The pine plant box stands opposite my plant window at the other end of the room.

My 17-year-old son made it from scrap lumber so that it looks somewhat antique. A covered wire-mesh chicken feeder fits into the box and is used as a reservoir.

Each clay pot above it has a thin glass wick extending down into the feeder.

Multiple crown plants are used in this because the broken leaves (more apt to happen with them) rarely show.

Plants are also allowed to grow toward the window since the several plants in the pot fill out on the opposite side.

A window garden may be any size, large or small, but if it is built around an African violet collection, it should be well lighted, preferably by a northern or eastern exposure.

Most plants need plenty of light, especially African violets, but they do not want direct sunlight. 

However, a little winter sunlight is beneficial and will promote growth for all the plants and encourage the African violet to bloom more profusely.

Extremes in temperature are not desirable. If the room is hot and the air dry. the plants will not prosper.

African violets also tend to drop their buds prematurely under such conditions or if the air is stale. A room temperature range from 65° to 75° degrees Fahrenheit seems excellent.

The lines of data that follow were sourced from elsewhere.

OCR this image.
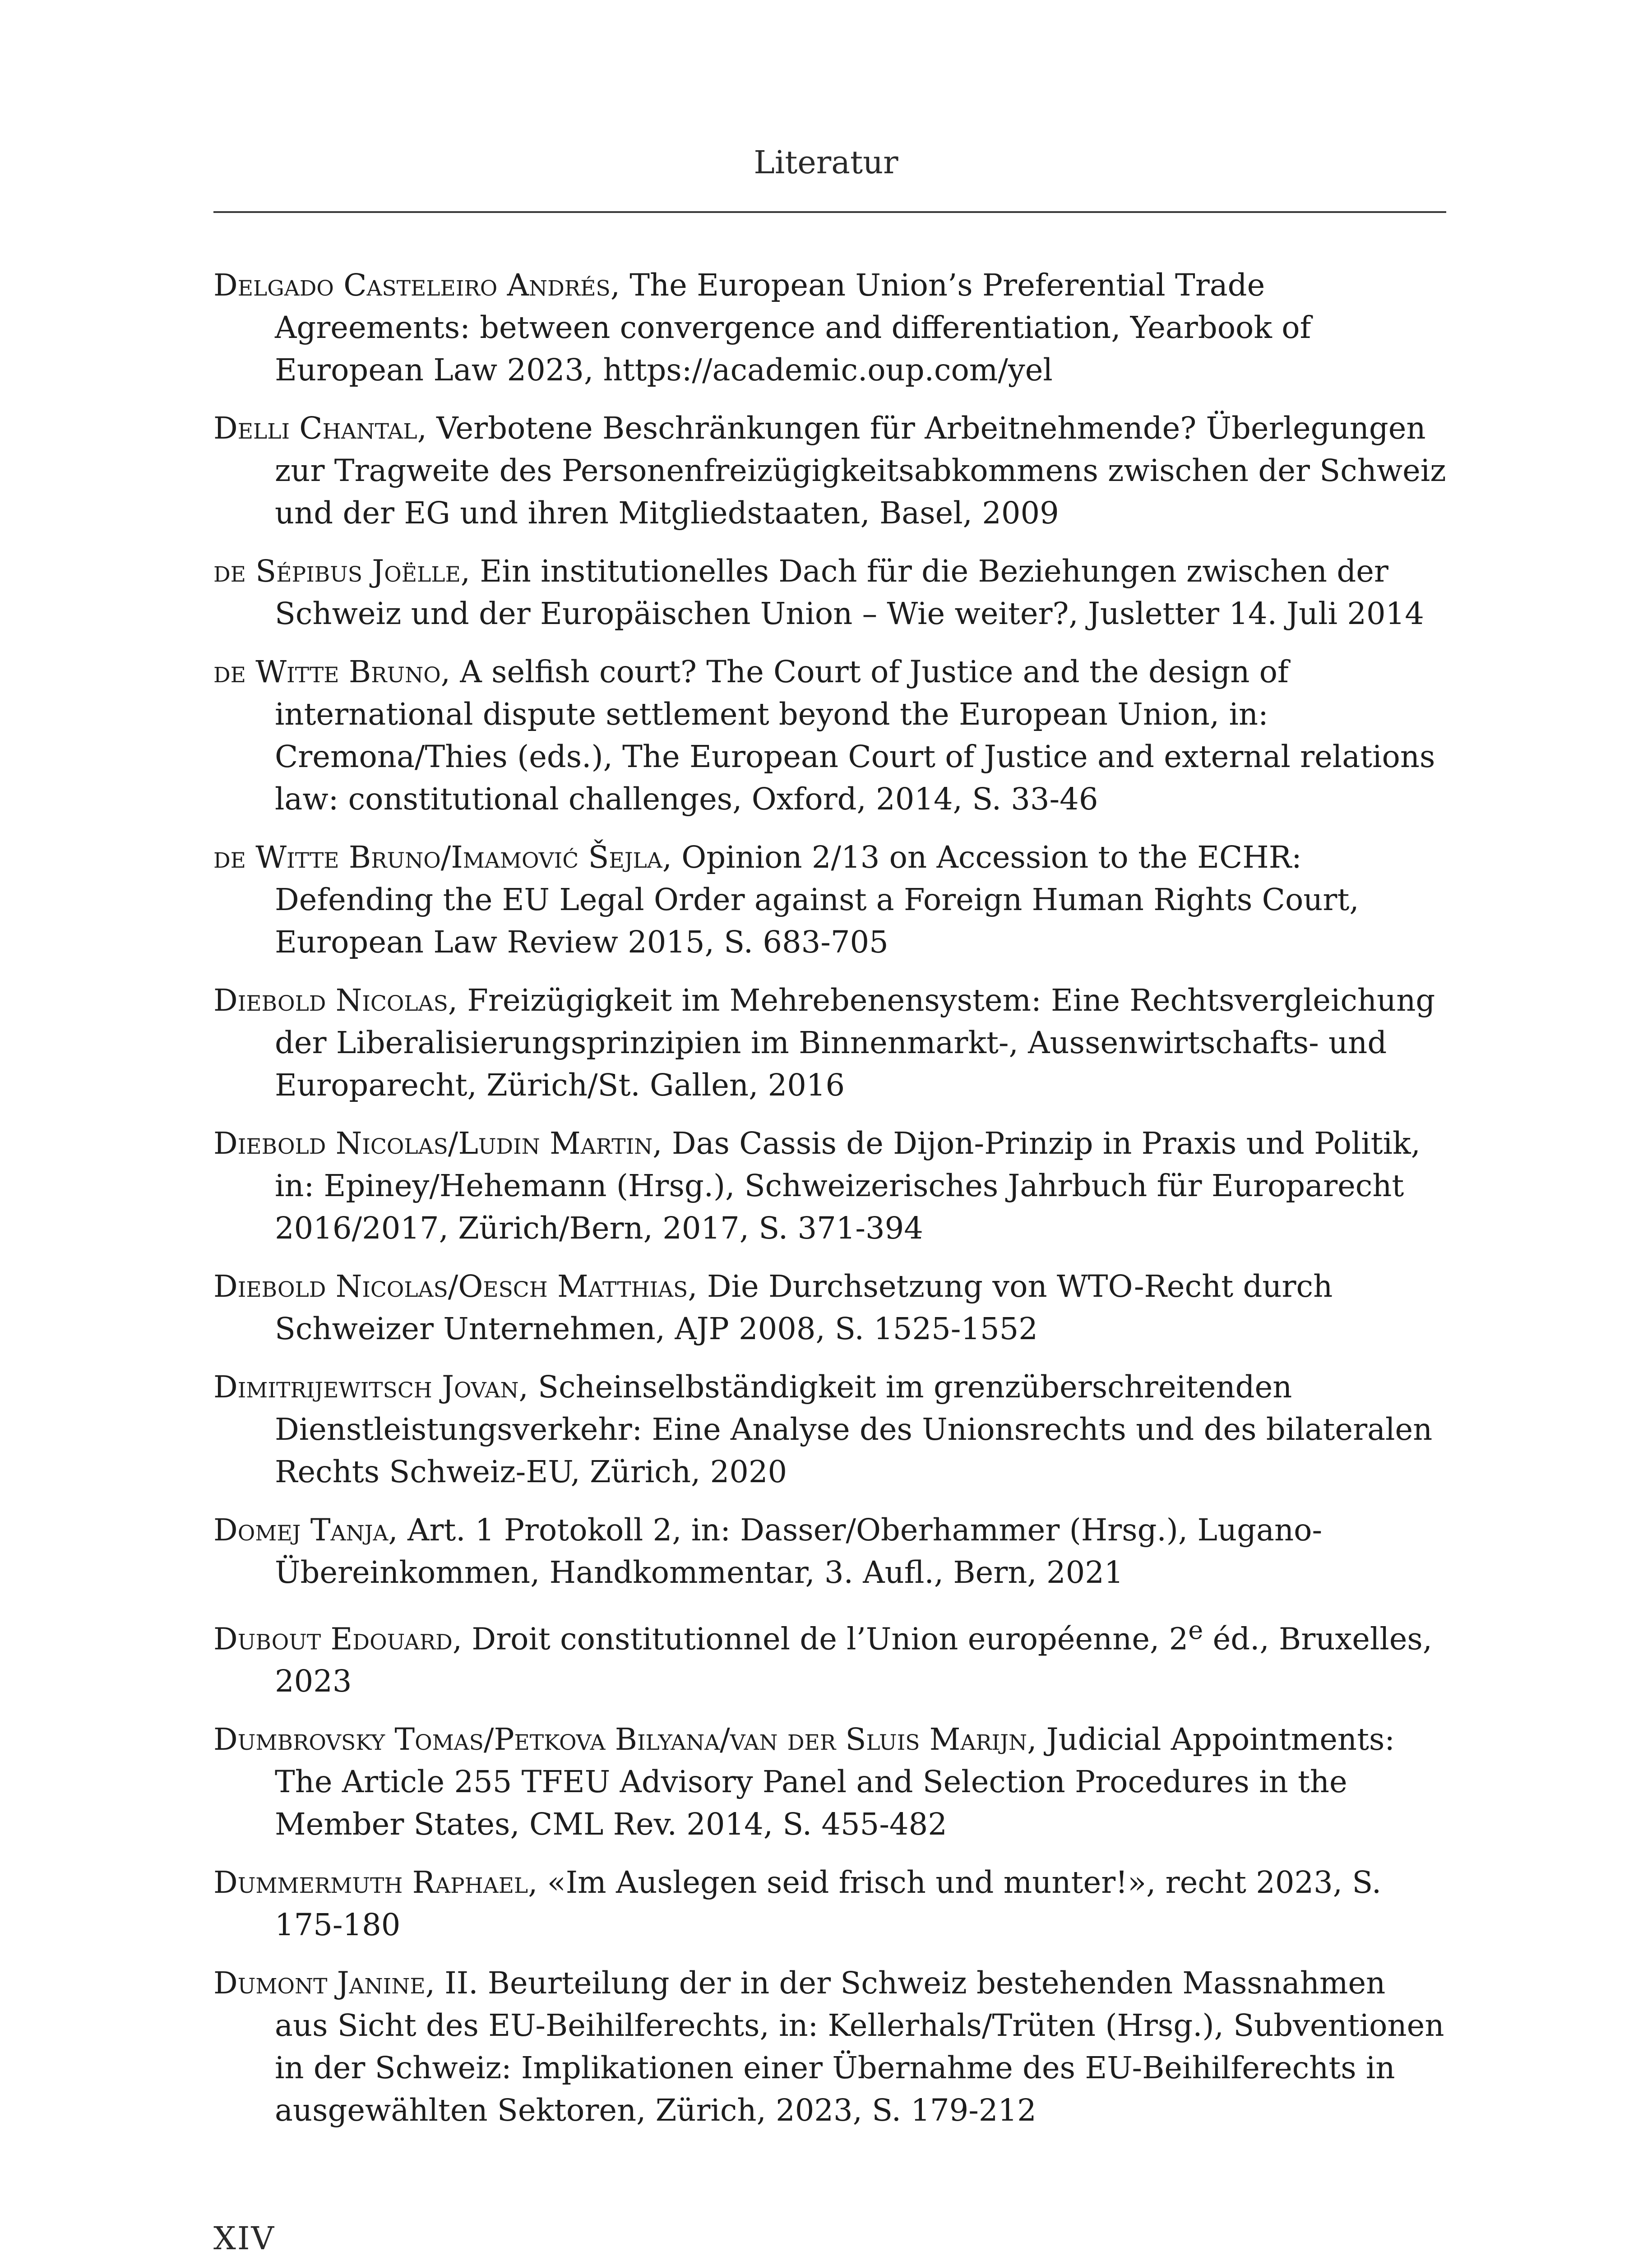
Literatur

Delgado Casteleiro Andrés, The European Union’s Preferential Trade Agreements: between convergence and differentiation, Yearbook of European Law 2023, https://academic.oup.com/yel

Delli Chantal, Verbotene Beschränkungen für Arbeitnehmende? Überlegungen zur Tragweite des Personenfreizügigkeitsabkommens zwischen der Schweiz und der EG und ihren Mitgliedstaaten, Basel, 2009

de Sépibus Joëlle, Ein institutionelles Dach für die Beziehungen zwischen der Schweiz und der Europäischen Union – Wie weiter?, Jusletter 14. Juli 2014

de Witte Bruno, A selfish court? The Court of Justice and the design of international dispute settlement beyond the European Union, in: Cremona/Thies (eds.), The European Court of Justice and external relations law: constitutional challenges, Oxford, 2014, S. 33-46

de Witte Bruno/Imamović Šejla, Opinion 2/13 on Accession to the ECHR: Defending the EU Legal Order against a Foreign Human Rights Court, European Law Review 2015, S. 683-705

Diebold Nicolas, Freizügigkeit im Mehrebenensystem: Eine Rechtsvergleichung der Liberalisierungsprinzipien im Binnenmarkt-, Aussenwirtschafts- und Europarecht, Zürich/St. Gallen, 2016

Diebold Nicolas/Ludin Martin, Das Cassis de Dijon-Prinzip in Praxis und Politik, in: Epiney/Hehemann (Hrsg.), Schweizerisches Jahrbuch für Europarecht 2016/2017, Zürich/Bern, 2017, S. 371-394

Diebold Nicolas/Oesch Matthias, Die Durchsetzung von WTO-Recht durch Schweizer Unternehmen, AJP 2008, S. 1525-1552

Dimitrijewitsch Jovan, Scheinselbständigkeit im grenzüberschreitenden Dienstleistungsverkehr: Eine Analyse des Unionsrechts und des bilateralen Rechts Schweiz-EU, Zürich, 2020

Domej Tanja, Art. 1 Protokoll 2, in: Dasser/Oberhammer (Hrsg.), Lugano-Übereinkommen, Handkommentar, 3. Aufl., Bern, 2021

Dubout Edouard, Droit constitutionnel de l’Union européenne, 2e éd., Bruxelles, 2023

Dumbrovsky Tomas/Petkova Bilyana/van der Sluis Marijn, Judicial Appointments: The Article 255 TFEU Advisory Panel and Selection Procedures in the Member States, CML Rev. 2014, S. 455-482

Dummermuth Raphael, «Im Auslegen seid frisch und munter!», recht 2023, S. 175-180

Dumont Janine, II. Beurteilung der in der Schweiz bestehenden Massnahmen aus Sicht des EU-Beihilferechts, in: Kellerhals/Trüten (Hrsg.), Subventionen in der Schweiz: Implikationen einer Übernahme des EU-Beihilferechts in ausgewählten Sektoren, Zürich, 2023, S. 179-212

XIV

I have more consistent success when all the plants in my window garden are potted in the same general container style.

In this way, they all need watering about the same time, and I give them more regular care.

Related: Grow African Violets

For Beauty’s Sake

Decorative pots are used, and each is equipped with a wick. For several years now. I have used wick watering exclusively.

First, probably because I am a little lazy, and second. because my plants seem to like it. Then. too.

I am often away from home for several days at a time, and my wick-watered plant’s art is then more easily cared for by someone less familiar with their needs.

All there is to water them is to fill the little reservoir under the pot.

If you decide to try wick-watering, allow the soil to dry a little now and then, and water from the top every so often to wash out any accumulation of fertilizer salts.

There are several good wick watering type pots on the market, but you can also purchase glass wicks and make your own.

If you use ordinary pots rather than wick-watered containers, proper watering will have much to do with the success of your garden.

For best results, water regularly with tepid or warm water, never cold water, and pour the excess water from the saucer.

Plants should be inspected daily, and the soil kept only slightly moist to the touch.

Any loose, porous soil with a high organic content may be used with good results. I added some “Sponge Rok” and chicken-grade charcoal.

This will provide better drainage and aeration. Don’t use too fine or too heavy soil, for it will pack down when you water, as it will be a soggy mass.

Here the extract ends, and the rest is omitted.